Bundesliga-Milliarden: Was hat der Fan davon?

 

Die Öffentlichkeit staunt, die Funktionäre jubeln: Der Verkauf der Fernsehrechte beschert der Fußball-Bundesliga einen Geldregen. Eine Steigerung gleich um 85 Prozent konnte die DeutscheFußball-Liga beim Verkauf der Bundesliga-TV-Rechte erzielen. Ein Rekorderlös und für Bayern-Boss Karl-Heinz Rummenigge und seine Kollegen wurde ein Traum wahr. „Eine Milliarde plus x“, hatte sich Rummenigge gewünscht, 1,1 Milliarden sind es geworden ab 2017 für vier Jahre, 628 Millionen waren es zuletzt im Schnitt. Die Vereine jubeln, weil sie (angeblich) im internationalen Geschäft so besser mithalten können, doch der Sport-Grantler fragt sich: Was haben die Fans davon?

Die erste, schnelle Antwort wird sein: Nichts! Das Geld sacken auch nicht die Vereine ein, sie sind nur die Umverteilungsstation, das Geld geht an den Fiskus, vor allem aber an die Spieler und ihre Berater. In England wird mehr als das Doppelte kassiert und zuletzt lockten auch die Vereine in China mit viel Geld. Wer also beim Werben um die Top-Spieler der Welt mithalten will, der muss eine gut gefüllte Kasse haben. Mit Nachwuchsförderung allein wird die Bundesliga auf Dauer nicht mithalten können. Was hat also der Fan davon? Er darf weiterhin darauf vertrauen, dass er sich an jedem Wochenende an dem einen oder anderen großen Star erfreuen kann (wenn der denn auch wirklich Freude macht!).

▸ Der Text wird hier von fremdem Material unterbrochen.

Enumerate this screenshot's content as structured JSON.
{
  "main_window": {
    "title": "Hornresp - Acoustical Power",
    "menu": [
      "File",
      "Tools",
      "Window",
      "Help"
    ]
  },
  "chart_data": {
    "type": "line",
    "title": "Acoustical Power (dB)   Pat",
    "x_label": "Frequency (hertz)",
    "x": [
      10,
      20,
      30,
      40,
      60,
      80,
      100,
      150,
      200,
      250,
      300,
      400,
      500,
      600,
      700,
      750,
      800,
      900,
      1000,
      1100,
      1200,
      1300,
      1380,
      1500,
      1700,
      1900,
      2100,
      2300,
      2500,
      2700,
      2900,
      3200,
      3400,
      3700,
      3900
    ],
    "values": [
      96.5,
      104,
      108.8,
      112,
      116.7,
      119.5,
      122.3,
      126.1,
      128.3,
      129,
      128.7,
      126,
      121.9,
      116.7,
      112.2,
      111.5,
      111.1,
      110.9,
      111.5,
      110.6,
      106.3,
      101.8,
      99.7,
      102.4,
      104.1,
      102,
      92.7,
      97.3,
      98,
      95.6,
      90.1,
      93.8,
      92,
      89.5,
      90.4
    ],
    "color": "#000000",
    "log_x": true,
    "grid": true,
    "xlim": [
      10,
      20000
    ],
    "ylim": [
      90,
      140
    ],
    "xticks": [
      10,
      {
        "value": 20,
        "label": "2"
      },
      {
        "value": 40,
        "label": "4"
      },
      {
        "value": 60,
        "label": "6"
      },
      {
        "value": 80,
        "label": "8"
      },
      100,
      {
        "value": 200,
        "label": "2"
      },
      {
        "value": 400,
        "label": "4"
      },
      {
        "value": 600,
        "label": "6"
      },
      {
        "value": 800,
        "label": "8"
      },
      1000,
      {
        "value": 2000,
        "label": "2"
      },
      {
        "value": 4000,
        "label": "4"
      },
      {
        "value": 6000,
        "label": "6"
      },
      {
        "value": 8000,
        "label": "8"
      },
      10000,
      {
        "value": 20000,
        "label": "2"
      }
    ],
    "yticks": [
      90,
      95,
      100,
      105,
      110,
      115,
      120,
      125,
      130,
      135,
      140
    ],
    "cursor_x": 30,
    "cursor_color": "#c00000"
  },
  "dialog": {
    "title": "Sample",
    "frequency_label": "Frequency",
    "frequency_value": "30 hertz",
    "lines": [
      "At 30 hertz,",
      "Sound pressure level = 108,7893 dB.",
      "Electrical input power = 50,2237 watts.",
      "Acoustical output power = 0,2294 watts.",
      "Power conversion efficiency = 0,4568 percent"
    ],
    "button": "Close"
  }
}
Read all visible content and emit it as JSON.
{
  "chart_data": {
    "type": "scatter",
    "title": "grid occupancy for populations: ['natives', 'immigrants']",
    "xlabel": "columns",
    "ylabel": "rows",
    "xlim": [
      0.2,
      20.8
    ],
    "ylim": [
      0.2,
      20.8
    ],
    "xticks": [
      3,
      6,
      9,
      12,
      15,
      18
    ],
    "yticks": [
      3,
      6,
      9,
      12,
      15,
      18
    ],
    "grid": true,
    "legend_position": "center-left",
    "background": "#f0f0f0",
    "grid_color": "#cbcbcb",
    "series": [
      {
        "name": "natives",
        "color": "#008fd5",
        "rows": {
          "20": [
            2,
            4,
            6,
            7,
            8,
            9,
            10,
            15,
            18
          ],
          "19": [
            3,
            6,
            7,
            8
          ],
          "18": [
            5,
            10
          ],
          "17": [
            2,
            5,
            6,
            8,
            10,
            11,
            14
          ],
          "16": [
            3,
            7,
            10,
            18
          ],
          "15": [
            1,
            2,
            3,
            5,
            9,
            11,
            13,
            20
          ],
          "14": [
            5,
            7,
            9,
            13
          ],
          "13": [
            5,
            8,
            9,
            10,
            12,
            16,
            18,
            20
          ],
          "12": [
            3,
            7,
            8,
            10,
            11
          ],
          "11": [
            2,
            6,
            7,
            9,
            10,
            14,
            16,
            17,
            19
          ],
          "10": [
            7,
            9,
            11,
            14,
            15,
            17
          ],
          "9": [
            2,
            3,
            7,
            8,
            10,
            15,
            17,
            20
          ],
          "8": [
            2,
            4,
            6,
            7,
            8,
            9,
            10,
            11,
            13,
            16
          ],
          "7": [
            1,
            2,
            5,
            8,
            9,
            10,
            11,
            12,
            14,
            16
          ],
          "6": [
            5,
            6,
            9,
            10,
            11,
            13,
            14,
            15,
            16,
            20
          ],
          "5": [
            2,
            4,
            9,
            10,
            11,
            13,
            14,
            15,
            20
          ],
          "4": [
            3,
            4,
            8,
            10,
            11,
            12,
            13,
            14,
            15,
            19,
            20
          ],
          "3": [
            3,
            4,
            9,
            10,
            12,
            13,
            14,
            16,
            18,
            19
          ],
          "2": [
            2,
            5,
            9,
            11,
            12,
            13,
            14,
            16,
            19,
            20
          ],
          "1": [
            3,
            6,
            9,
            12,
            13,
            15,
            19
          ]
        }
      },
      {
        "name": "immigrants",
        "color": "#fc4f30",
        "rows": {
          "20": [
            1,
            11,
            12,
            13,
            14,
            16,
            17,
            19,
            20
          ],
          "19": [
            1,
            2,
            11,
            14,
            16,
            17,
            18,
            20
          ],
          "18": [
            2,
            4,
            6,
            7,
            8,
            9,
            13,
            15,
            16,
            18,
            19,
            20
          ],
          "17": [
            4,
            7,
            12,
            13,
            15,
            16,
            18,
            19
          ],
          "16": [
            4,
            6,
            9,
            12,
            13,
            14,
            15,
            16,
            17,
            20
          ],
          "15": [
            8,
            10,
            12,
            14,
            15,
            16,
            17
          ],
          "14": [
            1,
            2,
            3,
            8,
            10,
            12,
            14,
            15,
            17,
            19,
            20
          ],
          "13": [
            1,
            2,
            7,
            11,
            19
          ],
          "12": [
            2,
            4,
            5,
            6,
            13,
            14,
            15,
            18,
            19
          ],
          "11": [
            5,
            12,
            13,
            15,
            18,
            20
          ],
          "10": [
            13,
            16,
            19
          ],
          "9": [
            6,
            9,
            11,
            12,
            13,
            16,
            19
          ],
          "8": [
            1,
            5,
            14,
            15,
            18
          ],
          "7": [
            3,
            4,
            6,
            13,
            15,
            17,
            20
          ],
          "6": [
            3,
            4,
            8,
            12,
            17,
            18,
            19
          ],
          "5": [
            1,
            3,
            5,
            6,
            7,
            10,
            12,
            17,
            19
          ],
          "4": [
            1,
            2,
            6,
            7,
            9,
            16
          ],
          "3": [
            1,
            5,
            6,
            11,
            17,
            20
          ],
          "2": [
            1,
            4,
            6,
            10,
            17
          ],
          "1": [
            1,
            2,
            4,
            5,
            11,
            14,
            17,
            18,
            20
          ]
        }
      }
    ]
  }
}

Die großen Geldgeber sind Fernsehanstalten, im deutschen Fall vor allem der Pay-TV-Sender Sky. Und da wird es schon wieder zweifelhaft, ob der Fan wirklich etwas davon hat, weil er ja auch für das Bezahlfernsehen Geld hinlegen muss und höchstwahrscheinlich in der Zukunft sogar mehr Geld, weil die teuren TV-Rechte ja auch refinanziert werden wollen. Nach einer Verfügung des Kartellamtes hat Sky allerdings kein Alleinstellungsmerkmal mehr bei den Live-Spielen, so kam Eurosport ins Spiel und wird künftig Begegnungen am Freitag, Sonntag und Montag übertragen. Heißt also für den Fan: Bei Sky sieht er nicht mehr wie bisher (2016/207 bleibt noch alles gleich) alle Spiele, dafür muss er noch ein anderes Abonnement bestellen und bezahlen. Auch wenn der Sender dagegen gerichtlich vorgeht, Stand jetzt: Die Bundesliga wird für den gleichen Service spürbar teurer. Den Milliarden-Deal bezahlen vor allem Werbewirtschaft (im Umfeld der Übertragungen) und die Zuschauer!

Eines hat der Fan aber vielleicht doch noch davon: Die Bundesliga-Vereine müssten aufgrund des Geldsegens die Eintrittspreise, die gegenüber England zum Beispiel sowieso sehr moderat sind, weiterhin im Vergleich niedrig halten können. Wenigstens eine Hoffnung.

Ob sich der Geldsegen sportlich auswirken wird, das darf bezweifelt werden. Die Bundesligisten werden auf Europas Bühnen kaum erfolgreicher sein. Er wird auch nicht dazu führen, dass sich die Kräfteverhältnisse in der Bundesliga ändern. Alles läuft auf einem höheren Geld-Niveau ab. Wobei die Millionen und Milliarden auch Begehrlichkeiten wecken, denn jeder will mehr Anteil am Kuchen. Der Bundesliga steht diesbezüglich noch ein Verteilungskampf bevor. Es haben sich ja schon Interessenten gemeldet, die eine andere Verteilung wünschen. Nicht nur das sportliche Abschneiden soll zählen, sondern auch Attraktivität (TV-Einschaltquoten) und Tradition der Vereine. Noch immer war es ja so: Wo viel Geld ist, da ist auch viel Streit!